Apart from a few wobbles, he rolled through the Old Testament nicely, but the wheels came off in the intertestamental pothole. Surprisingly, he adopted the erroneous New Perspective hermeneutic, and quoted liberally from the usual suspects of Wright, Dunn, and Sanders. Of course, N. T. Wright has also broken with the classical Augustinian system with his emphasis on physical new creation fulfillment, so this isn’t entirely surprising. The New Perspective uses the apocalyptic literature of second temple Judaism to reinterpret, recontextualize, reframe, transcend, transform, etc. the Old Testament. A lot of different terms are used for this maneuver, and many practitioners want to avoid words prefixed with “re.” A horse by any other name still can’t be made to drink the water, and despite the protests, this hermeneutic changes the original contextual meaning of prior revelation. I’m aware of the protests and all the nice sounding talk about greater fulfillment and such, but it’s the same difference.

Echevarria makes use of the second temple literature to expand the land of Canaan promised to Israel as Abraham’s descendants to include the whole earth, and then reads that back into the Old Testament to transform the original promise. He concludes, “the original promised land was never meant to be the place where God would reign permanently over Israel.” Once he reinterpreted the Old Testament by the Jewish literature, he proceeds through the rest of the book as if that is what the Old Testament meant. He uses the Jewish corpus to reinterpret the Old Testament before he ever gets to Paul’s letters, which is the target of his whole study. He takes non-Scripture writings and interprets the Scripture by them, so he effectively values these writings as progress of revelation. So the break with Augustinianism is not clean as he still ends up changing the original promise, though he holds a physical rather than spiritual fulfillment. He faults from start on Paul’s writings because he comes to Paul with a reinterpreted Old Testament and the presupposition that Paul uses the reinterpretation in his own writing, rather than the original contextual meaning.

This is getting longer than I intended, so let me end with a glaring neglect in this study. Echevarria argues for the expansion of the original land inheritance promise based on the apocalyptic Jewish writings of the second temple period. It’s undeniable that second temple Judaism envisioned the Jews inheriting not just Canaan, but the entire earth. That’s a key point for this study. However, second temple Jews did not envision an expanded or new Israel that’s mainly Gentiles that would inherit the entire earth. No, their vision of the future was decidedly Jewish.

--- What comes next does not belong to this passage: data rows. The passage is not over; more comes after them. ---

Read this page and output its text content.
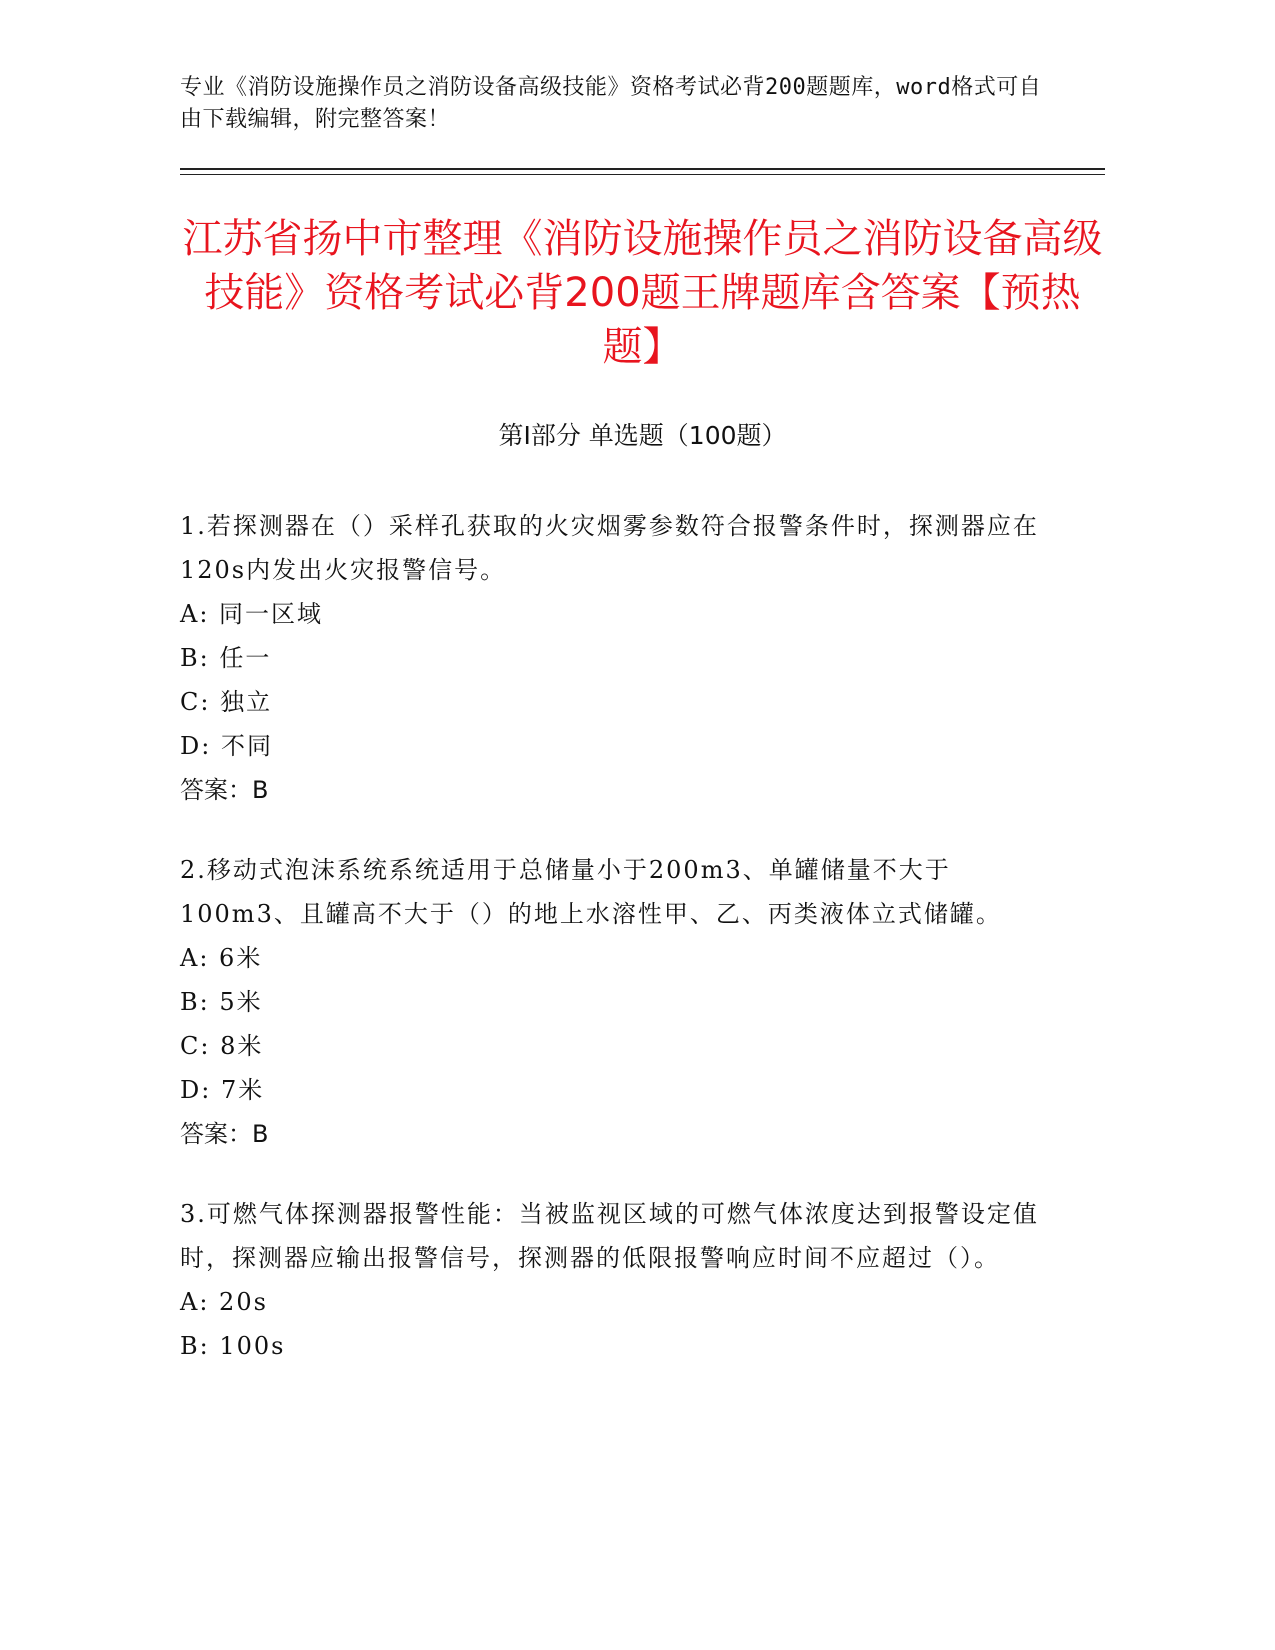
专业《消防设施操作员之消防设备高级技能》资格考试必背200题题库，word格式可自由下载编辑，附完整答案！
江苏省扬中市整理《消防设施操作员之消防设备高级技能》资格考试必背200题王牌题库含答案【预热题】
第Ⅰ部分 单选题（100题）

1.若探测器在（）采样孔获取的火灾烟雾参数符合报警条件时，探测器应在120s内发出火灾报警信号。

A: 同一区域

B: 任一

C: 独立

D: 不同

答案：B

2.移动式泡沫系统系统适用于总储量小于200m3、单罐储量不大于100m3、且罐高不大于（）的地上水溶性甲、乙、丙类液体立式储罐。

A: 6米

B: 5米

C: 8米

D: 7米

答案：B

3.可燃气体探测器报警性能：当被监视区域的可燃气体浓度达到报警设定值时，探测器应输出报警信号，探测器的低限报警响应时间不应超过（）。

A: 20s

B: 100s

Echevarria gives no explicit explanation for this glaring inconsistency. On the one hand, he adopted their view that the original promise was expanded to include the entire earth, but on the other hand he doesn’t adopt their view that the inheritors were most definitely the ethnically Jewish people.

This book and study is valuable. I disagree with his conclusions, but especially his method of arriving at those conclusions. He has done a lot of good work in this book and it’s worth reading.